This year, for the first time, Major League Baseball’s Division Series will move to a 2-3 format where the team with the better of the two records will play the first two games on the road, quite the change from the traditional 2-2-1 format which favors the home team by opening and closing in their ballpark. The alteration is only expected to be for this current postseason, but I can’t imagine I’d be too thrilled with the format if my team had the better of the two records, yet, had to open on the road.
April 8, 2011; San Francisco, CA, USA; General view of AT&T Park – ©Jason O. Watson-US PRESSWIRE
As it currently stands, the San Francisco Giants will be the third seed going into the National League Division Series behind the Washington Nationals and Cincinnati Reds, hosting the first two games of their series before ending with the final three (if needed) in the oppositions city. No big deal, you say? Well, in the past twenty years, only three teams in the World Series’ 2-3-2 format (the only series to use that similar 2-3 format) have won all three of their middle home games – Philadelphia in 2008, St. Louis in 2006 and the New York Yankees in 2001. Now granted, that is the World Series, but the point is winning three games in a row in the post season is far from easy and it really puts emphasis on the first two games, both for the Giants and their opposition.

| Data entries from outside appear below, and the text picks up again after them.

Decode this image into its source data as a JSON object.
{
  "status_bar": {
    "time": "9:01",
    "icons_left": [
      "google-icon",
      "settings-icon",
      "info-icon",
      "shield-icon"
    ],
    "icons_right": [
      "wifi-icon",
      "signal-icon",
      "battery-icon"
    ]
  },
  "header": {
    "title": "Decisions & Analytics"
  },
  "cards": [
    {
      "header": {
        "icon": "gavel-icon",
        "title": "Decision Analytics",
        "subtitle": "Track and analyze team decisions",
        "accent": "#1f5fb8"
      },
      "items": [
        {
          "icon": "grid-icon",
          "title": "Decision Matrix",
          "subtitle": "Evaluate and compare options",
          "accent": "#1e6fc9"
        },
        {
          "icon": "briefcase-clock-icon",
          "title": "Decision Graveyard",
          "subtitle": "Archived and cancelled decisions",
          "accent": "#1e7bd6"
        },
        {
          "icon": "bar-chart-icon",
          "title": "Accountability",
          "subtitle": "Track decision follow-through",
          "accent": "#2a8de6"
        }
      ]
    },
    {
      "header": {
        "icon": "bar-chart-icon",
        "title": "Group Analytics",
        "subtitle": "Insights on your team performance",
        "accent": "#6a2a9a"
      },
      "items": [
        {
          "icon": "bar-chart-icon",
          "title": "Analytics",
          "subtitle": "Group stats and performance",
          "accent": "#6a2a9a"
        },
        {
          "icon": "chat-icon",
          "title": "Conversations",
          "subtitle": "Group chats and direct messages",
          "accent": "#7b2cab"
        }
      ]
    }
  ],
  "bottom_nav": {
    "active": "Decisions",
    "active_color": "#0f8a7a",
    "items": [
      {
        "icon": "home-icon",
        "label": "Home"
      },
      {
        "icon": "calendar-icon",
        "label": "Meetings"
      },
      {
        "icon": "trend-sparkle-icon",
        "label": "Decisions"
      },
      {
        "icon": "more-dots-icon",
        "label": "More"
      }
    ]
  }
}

In all honesty, despite the format, it all comes down to how the two teams play – starting at home (assuming the Giants don’t catch the Reds or Nationals in the standings before the season closes, which isn’t a given) is a nice benefit, but only if that advantage is seized. It could just as well be a detriment if you happen to lose one (or both) of the home games and force yourself to win two of three or sweep, on the road.
You no longer have the luxury of knowing you’ll get to return home no matter what happens in the first two games, but, you do have the momentum of putting a strangle hold on the series if the first two games go your way.
So is it an advantage? Most definitely, but it’s up to the Giants to turn it into one.